In winter the woodland is relatively dormant. The fallen leaves are slowly rotting down and their litter provides a mulch (or soil cover) that naturally suppresses herbaceous plant growth that would otherwise compete with the trees in the growth season for nutrients and water. This soil cover also keeps in the moisture whilst providing a rich soup of decomposing material that gradually feeds the soil and thereby the plants… amazing!
This is the time of year to get out your tools, check that they are sharp and set to…. if you’re anticipating being out alone for a while, don’t forget to follow a lone working policy – simply, tell someone where you are going to be and what time you expect to return (not forgetting to let them know later when you’ve got your feet up by the fireside but they might still be worrying about how you’re doing with all those sharp tools in the dark!!)
Quality tools make light work! This month I’ve been pruning using Tabor Tree secateurs and Fiskar loppers to lightly shape the newly established apple trees, more on pruning fruit trees in another blog but the main job has been tackling some of the bigger hazel stools, coppicing them using the Silky Super Accel pruning saw to provide wood for Outdoor Learning Resources new range of ‘Tree Chunks’ products as well as many other uses. These Japanese steel Silky saws are just the tool for coppicing, slicing through the green wood very easily on the pull cut and leaving a lovely smooth finish.
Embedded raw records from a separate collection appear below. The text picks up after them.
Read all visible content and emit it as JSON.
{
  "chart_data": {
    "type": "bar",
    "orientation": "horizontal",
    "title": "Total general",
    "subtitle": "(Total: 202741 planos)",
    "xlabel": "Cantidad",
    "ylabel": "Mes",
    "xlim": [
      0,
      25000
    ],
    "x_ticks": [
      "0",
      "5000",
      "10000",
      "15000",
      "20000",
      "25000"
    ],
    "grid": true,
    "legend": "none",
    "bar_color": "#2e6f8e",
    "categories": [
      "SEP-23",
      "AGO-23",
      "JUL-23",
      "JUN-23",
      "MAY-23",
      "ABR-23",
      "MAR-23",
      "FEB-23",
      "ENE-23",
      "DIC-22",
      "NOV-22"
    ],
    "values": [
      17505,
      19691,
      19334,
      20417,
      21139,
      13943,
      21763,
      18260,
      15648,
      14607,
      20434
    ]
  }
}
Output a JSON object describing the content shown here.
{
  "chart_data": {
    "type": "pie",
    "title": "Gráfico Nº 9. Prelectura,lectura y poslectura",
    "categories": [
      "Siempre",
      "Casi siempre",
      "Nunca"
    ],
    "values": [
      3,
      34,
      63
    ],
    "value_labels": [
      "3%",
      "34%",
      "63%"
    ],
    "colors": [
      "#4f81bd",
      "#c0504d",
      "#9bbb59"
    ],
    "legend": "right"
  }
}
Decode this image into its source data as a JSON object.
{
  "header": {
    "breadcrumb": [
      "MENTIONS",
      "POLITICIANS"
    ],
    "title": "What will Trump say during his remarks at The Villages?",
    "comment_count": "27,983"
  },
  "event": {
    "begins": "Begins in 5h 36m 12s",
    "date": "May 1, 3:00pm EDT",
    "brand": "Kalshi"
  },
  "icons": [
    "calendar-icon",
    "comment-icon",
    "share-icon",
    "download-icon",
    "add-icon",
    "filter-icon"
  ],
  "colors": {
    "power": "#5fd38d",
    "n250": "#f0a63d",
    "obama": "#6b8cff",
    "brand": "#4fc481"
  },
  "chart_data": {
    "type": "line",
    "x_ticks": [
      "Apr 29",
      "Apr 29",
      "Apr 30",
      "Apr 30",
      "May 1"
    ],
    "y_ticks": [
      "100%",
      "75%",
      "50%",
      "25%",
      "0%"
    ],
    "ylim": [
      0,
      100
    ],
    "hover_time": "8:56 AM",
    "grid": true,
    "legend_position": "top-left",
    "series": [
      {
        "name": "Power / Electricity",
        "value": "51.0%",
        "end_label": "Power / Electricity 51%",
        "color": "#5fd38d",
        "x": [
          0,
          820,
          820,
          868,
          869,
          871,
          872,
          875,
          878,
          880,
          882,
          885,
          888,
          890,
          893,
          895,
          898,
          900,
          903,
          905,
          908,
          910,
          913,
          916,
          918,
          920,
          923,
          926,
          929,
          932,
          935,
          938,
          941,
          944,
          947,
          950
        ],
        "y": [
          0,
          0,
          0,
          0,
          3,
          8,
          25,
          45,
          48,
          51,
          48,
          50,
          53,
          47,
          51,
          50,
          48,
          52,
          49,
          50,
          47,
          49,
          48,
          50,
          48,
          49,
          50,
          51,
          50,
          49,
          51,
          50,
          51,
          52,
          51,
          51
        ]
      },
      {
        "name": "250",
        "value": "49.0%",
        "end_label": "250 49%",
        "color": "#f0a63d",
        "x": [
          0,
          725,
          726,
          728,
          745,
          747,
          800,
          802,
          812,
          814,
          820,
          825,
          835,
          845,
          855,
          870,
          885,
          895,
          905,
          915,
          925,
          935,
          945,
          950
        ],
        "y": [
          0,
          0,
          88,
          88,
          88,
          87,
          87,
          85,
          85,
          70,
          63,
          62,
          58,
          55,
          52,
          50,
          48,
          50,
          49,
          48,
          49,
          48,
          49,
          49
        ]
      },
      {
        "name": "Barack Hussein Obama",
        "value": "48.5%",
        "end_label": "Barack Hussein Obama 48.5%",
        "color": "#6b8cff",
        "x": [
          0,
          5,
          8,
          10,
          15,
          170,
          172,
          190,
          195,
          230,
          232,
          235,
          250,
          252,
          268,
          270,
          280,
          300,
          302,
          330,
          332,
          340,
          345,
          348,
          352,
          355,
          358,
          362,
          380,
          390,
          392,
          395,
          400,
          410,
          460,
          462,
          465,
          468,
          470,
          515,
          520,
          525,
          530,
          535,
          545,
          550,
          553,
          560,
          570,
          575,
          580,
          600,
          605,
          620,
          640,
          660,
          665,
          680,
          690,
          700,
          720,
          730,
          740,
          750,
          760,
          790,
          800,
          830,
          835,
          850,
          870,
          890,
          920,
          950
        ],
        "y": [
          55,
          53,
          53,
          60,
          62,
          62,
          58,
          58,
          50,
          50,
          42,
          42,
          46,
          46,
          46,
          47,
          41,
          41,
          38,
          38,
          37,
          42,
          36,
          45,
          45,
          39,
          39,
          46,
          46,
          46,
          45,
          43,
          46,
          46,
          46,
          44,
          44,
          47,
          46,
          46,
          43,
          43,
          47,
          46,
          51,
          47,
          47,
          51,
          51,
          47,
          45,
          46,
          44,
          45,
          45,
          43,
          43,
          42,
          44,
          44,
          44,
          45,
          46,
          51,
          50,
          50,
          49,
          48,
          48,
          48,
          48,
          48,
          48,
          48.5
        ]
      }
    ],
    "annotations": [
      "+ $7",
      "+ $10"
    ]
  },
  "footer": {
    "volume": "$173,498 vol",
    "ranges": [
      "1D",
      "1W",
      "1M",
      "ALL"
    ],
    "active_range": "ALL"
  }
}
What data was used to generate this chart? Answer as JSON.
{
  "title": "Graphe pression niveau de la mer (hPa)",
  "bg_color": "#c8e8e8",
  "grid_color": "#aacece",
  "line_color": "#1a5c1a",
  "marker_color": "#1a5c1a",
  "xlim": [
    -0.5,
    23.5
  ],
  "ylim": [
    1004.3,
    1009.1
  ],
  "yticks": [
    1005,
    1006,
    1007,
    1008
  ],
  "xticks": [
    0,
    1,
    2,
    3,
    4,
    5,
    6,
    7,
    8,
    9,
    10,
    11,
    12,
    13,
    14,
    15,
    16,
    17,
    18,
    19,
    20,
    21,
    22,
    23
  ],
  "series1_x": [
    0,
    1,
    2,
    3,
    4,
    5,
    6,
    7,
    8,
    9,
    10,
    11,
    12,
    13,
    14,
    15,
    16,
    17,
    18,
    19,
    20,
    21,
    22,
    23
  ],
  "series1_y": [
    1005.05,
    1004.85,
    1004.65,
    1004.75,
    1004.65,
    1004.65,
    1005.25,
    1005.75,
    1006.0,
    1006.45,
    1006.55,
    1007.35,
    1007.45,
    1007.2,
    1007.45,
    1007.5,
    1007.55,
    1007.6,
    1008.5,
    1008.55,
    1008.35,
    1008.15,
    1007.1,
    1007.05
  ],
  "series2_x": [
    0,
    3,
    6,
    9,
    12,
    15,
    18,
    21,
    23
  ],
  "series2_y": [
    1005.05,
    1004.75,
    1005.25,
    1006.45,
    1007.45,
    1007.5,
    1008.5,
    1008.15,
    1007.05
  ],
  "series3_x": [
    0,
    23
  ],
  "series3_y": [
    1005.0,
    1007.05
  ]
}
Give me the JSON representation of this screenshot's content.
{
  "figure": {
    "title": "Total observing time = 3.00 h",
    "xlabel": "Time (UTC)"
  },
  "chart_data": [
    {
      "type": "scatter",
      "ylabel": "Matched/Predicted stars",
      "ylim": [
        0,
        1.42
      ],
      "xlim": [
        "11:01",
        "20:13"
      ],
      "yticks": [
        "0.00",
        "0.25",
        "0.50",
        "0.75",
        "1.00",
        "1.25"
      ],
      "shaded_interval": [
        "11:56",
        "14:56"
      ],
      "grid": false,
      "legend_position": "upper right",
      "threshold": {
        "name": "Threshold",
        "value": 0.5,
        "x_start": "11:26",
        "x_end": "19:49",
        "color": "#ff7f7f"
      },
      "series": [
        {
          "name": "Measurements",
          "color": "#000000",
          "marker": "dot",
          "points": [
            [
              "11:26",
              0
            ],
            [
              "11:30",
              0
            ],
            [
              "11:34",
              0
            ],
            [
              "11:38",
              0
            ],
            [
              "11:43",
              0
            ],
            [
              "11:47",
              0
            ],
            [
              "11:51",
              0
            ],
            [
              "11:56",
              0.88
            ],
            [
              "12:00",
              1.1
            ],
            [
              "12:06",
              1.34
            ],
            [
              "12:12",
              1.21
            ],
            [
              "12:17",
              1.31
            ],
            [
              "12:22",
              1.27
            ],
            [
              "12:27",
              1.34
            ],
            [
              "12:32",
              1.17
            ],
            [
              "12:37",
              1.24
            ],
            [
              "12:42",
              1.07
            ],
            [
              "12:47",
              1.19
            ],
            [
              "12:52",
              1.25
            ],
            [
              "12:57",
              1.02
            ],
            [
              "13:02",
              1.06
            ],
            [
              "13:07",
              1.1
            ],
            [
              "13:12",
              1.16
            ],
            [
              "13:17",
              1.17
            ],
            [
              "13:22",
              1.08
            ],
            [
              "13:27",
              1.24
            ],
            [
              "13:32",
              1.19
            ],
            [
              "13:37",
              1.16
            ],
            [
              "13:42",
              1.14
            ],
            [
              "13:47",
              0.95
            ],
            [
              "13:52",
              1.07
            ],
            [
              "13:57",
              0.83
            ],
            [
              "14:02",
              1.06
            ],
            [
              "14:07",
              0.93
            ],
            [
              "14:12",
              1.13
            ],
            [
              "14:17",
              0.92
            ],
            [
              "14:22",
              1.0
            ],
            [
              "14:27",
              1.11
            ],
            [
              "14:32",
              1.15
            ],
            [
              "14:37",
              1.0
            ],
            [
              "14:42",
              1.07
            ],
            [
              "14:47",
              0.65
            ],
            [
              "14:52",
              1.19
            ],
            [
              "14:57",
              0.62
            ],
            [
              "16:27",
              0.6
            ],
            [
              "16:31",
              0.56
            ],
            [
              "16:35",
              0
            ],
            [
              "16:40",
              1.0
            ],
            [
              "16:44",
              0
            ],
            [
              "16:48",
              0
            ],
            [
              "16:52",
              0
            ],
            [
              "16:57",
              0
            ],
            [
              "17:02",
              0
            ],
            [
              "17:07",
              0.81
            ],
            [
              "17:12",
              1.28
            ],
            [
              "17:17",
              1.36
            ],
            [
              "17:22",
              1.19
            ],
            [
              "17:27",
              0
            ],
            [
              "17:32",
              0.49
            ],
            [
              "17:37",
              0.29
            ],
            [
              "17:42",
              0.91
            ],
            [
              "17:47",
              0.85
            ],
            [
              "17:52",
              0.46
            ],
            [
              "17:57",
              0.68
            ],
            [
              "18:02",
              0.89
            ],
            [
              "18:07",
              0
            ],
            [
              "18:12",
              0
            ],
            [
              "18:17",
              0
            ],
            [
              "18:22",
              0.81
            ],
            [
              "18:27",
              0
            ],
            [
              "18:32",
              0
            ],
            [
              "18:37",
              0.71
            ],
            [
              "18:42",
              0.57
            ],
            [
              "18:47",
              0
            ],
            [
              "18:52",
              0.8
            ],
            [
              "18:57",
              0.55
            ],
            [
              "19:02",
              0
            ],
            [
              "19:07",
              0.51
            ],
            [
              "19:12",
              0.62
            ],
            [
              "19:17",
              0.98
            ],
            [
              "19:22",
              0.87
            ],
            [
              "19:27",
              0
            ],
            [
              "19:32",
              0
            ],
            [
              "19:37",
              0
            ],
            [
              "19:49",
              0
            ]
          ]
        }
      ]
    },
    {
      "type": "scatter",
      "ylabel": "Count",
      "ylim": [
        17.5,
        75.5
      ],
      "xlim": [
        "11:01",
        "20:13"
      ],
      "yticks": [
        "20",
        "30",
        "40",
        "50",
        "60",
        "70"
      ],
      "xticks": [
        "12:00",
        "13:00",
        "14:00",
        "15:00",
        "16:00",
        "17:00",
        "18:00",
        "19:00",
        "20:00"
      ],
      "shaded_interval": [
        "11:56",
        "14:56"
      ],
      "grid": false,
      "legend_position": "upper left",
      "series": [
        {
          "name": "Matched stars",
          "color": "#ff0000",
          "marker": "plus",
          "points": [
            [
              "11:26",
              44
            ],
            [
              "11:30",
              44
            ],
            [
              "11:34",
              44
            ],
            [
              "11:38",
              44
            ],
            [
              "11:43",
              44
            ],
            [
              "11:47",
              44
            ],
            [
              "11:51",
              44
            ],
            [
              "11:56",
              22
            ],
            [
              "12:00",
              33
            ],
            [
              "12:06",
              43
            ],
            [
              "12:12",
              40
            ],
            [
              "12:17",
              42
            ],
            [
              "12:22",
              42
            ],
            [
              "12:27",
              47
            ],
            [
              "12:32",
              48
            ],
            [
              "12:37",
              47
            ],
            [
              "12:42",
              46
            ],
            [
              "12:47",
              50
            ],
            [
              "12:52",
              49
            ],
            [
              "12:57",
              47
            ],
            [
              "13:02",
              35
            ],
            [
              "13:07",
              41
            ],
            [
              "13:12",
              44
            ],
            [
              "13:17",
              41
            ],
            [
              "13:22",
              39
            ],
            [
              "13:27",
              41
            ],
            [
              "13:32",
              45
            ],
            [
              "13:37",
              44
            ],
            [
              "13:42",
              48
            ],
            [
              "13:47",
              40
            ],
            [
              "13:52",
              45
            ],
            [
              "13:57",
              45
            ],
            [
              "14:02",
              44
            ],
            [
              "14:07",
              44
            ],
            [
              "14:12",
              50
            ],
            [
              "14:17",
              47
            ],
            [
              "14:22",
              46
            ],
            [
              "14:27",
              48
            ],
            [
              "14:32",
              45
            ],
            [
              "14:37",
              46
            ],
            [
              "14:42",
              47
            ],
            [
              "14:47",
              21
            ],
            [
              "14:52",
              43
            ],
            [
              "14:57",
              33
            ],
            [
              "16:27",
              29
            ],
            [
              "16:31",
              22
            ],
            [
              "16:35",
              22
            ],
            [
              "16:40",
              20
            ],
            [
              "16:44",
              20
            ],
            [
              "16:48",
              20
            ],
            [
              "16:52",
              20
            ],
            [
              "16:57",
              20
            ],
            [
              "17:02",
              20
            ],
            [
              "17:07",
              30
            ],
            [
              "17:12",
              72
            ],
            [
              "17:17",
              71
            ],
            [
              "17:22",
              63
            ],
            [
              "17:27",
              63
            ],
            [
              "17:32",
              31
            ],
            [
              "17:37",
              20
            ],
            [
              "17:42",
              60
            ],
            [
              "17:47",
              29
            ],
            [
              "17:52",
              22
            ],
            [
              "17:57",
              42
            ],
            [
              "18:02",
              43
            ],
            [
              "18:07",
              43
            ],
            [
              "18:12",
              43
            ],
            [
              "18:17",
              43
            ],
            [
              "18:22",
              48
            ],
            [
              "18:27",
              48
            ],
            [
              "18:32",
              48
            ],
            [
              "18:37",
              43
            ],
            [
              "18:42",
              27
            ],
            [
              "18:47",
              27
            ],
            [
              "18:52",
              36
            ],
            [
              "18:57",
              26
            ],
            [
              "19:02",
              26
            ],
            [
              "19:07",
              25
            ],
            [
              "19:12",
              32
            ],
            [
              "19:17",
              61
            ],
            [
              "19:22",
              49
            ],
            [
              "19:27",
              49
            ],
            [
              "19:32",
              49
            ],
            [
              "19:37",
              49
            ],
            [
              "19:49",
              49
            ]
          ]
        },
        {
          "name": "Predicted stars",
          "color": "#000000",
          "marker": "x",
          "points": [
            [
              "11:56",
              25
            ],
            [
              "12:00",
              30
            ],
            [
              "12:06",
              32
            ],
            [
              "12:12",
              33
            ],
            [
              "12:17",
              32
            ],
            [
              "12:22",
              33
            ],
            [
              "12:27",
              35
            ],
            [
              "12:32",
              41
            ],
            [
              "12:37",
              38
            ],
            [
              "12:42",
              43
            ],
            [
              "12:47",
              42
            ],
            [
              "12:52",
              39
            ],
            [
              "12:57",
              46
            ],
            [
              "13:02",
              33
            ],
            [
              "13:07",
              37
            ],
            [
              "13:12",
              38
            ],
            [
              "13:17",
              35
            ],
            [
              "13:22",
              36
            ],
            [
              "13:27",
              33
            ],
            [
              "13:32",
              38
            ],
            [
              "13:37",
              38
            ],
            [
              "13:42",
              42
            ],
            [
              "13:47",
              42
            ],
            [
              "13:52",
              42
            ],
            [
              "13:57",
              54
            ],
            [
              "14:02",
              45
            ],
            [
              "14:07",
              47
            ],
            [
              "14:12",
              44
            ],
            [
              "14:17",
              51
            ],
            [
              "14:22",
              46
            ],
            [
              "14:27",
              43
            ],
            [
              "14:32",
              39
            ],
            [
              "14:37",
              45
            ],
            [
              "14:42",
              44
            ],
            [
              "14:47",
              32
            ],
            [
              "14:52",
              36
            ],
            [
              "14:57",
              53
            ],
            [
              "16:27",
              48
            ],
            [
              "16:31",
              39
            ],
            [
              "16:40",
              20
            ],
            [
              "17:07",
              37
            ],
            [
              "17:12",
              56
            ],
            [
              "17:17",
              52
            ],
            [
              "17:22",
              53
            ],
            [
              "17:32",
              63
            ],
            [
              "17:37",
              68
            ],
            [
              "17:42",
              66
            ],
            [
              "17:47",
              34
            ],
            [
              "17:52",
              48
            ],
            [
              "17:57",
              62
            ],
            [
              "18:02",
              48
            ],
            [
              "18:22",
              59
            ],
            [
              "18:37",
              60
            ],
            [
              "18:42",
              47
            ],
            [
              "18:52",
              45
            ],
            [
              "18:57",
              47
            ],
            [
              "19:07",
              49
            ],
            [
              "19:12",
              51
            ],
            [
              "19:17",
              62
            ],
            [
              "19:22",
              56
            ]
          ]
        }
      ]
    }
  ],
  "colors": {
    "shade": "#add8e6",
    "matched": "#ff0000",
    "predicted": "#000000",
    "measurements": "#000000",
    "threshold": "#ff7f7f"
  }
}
The important thing to remember when coppicing is to always leave the tree (parent plant) in good condition. Sustainability and continuing production on a rotational cycle is your aim and that can’t be done if disease and poor growth is a result of your coppicing methods.
Coppicing is an ancient method of removing useful wood and thereby encouraging fresh new growth from the plant. Cutting should only be carried out between late November and early March to avoid compromising the health of the parent plant. Even if you’ve only got a few trees that could be coppiced (willow, hazel, chestnut, birch are all suitable) try to set up a rotation so that you have a supply of recently cut green wood every year. It is recommended that all the branches are removed at the same time, leaving a ‘stool’ of smooth stumps as close to the ground as possible except if you have a reason to leave a ‘leg’. Pollarding is a form of coppicing that leaves a ‘leg’ of 1.5 – 2m above which the plant is coppiced. This enabled the grazing of sheep or woodland pigs to run underneath the regrowing branches. If deer roam in the woodland, lay some of the brash (offcuts of twiggy branches) over the stool to protect the new growth in spring from hungry mouths, they will find plenty to eat elsewhere!
Finally, trim up the cut stems using an axe or a billhook. The new Hultafors Swedish made axes that we are now stocking are a dream for this type of job, they come in a range of weights and sizes but all of them make light work of trimming up (snedding) splitting or shaping green wood branches.